A video block is a list of frames (or a (T,H,W,C) array / container bytes). Provide fps so the model builds real frame timestamps.

model.stream([{"role": "user", "content": [
    {"video": {"format": "mp4", "fps": 2.0, "source": {"bytes": frames}}},
    {"text": "Does this video get brighter or darker?"},
]}])

BRIGHTER.

🧰 Tool-result images (the agentic-vision loop)¶

A tool returns an image inside a toolResult; the VLM reasons over it on the next turn - exactly the loop you want for screen-watchers and camera agents.

{"toolResult": {"toolUseId": "t1", "status": "success", "content": [
    {"text": "Here is the captured screen:"},
    {"image": {"format": "png", "source": {"bytes": blue_png}}},
]}}

Blue.

📄 Document¶

{"document": {"name": "secret", "format": "txt",
              "source": {"bytes": b"...the passphrase is BANANA-42..."}}}
# "What is the passphrase?"

BANANA-42

🔊 Audio¶

See Audio (in & out) - with playable real outputs.

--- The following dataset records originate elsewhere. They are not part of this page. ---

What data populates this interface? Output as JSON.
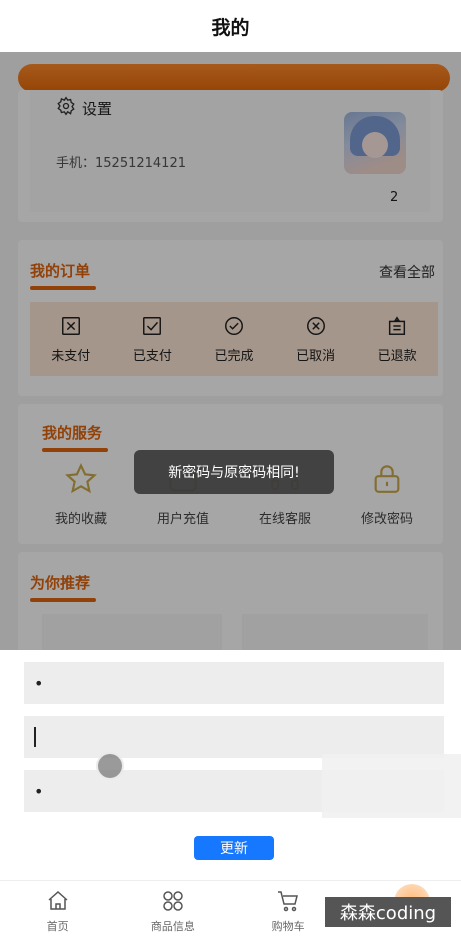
{
  "header": {
    "title": "我的"
  },
  "user": {
    "settings_label": "设置",
    "phone": "手机：15251214121",
    "badge": "2"
  },
  "orders": {
    "title": "我的订单",
    "see_all": "查看全部",
    "items": [
      {
        "label": "未支付",
        "icon": "unpaid-icon"
      },
      {
        "label": "已支付",
        "icon": "paid-icon"
      },
      {
        "label": "已完成",
        "icon": "completed-icon"
      },
      {
        "label": "已取消",
        "icon": "cancelled-icon"
      },
      {
        "label": "已退款",
        "icon": "refunded-icon"
      }
    ]
  },
  "services": {
    "title": "我的服务",
    "items": [
      {
        "label": "我的收藏",
        "icon": "star-icon"
      },
      {
        "label": "用户充值",
        "icon": "wallet-icon"
      },
      {
        "label": "在线客服",
        "icon": "headset-icon"
      },
      {
        "label": "修改密码",
        "icon": "lock-icon"
      }
    ]
  },
  "recommend": {
    "title": "为你推荐"
  },
  "toast": {
    "message": "新密码与原密码相同!"
  },
  "password_form": {
    "field1_value": "•",
    "field3_value": "•",
    "update_label": "更新"
  },
  "tabbar": {
    "items": [
      {
        "label": "首页",
        "icon": "home-icon"
      },
      {
        "label": "商品信息",
        "icon": "grid-icon"
      },
      {
        "label": "购物车",
        "icon": "cart-icon"
      }
    ]
  },
  "watermark": "森森coding",
  "colors": {
    "accent": "#e0650e",
    "button": "#1677ff",
    "order_bg": "#fde6d6"
  }
}
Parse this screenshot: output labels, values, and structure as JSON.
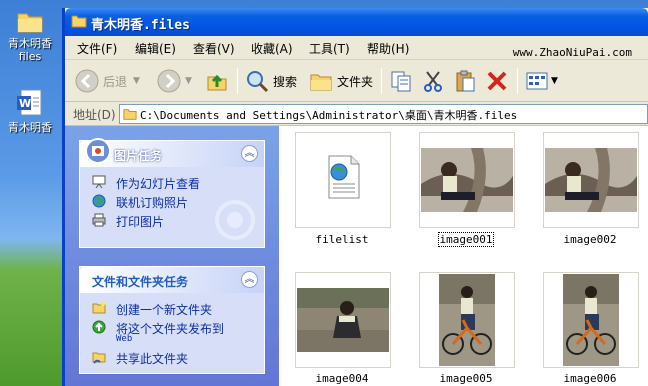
{
  "desktop": {
    "icons": [
      {
        "label1": "青木明香",
        "label2": "files"
      },
      {
        "label1": "青木明香",
        "label2": ""
      }
    ]
  },
  "window": {
    "title": "青木明香.files",
    "menu": [
      "文件(F)",
      "编辑(E)",
      "查看(V)",
      "收藏(A)",
      "工具(T)",
      "帮助(H)"
    ],
    "watermark": "www.ZhaoNiuPai.com",
    "toolbar": {
      "back": "后退",
      "search": "搜索",
      "folders": "文件夹"
    },
    "address": {
      "label": "地址(D)",
      "path": "C:\\Documents and Settings\\Administrator\\桌面\\青木明香.files"
    }
  },
  "taskpane": {
    "picture_tasks": {
      "title": "图片任务",
      "items": [
        "作为幻灯片查看",
        "联机订购照片",
        "打印图片"
      ]
    },
    "file_tasks": {
      "title": "文件和文件夹任务",
      "items": [
        "创建一个新文件夹",
        "将这个文件夹发布到",
        "共享此文件夹"
      ],
      "publish_suffix": "Web"
    }
  },
  "files": [
    {
      "name": "filelist",
      "kind": "document"
    },
    {
      "name": "image001",
      "kind": "photo-landscape",
      "selected": true
    },
    {
      "name": "image002",
      "kind": "photo-landscape"
    },
    {
      "name": "image004",
      "kind": "photo-squat"
    },
    {
      "name": "image005",
      "kind": "photo-bike"
    },
    {
      "name": "image006",
      "kind": "photo-bike"
    }
  ],
  "colors": {
    "titlebar": "#0054e3",
    "taskpane": "#6f8fe0",
    "link": "#0c2fa8"
  }
}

Supported transformers modalities (the tool)¶

Modality	Example tasks
text	text-generation, fill-mask, token/text-classification, feature-extraction, table-qa
image	image-classification, depth-estimation, image-feature-extraction, keypoint-matching
audio	automatic-speech-recognition, audio-classification, text-to-audio
video	video-classification
multimodal	image-text-to-text, visual/document-qa, object-detection, segmentation, zero-shot-*, any-to-any

Run use_transformers(action="tasks") for the live, complete list on your install.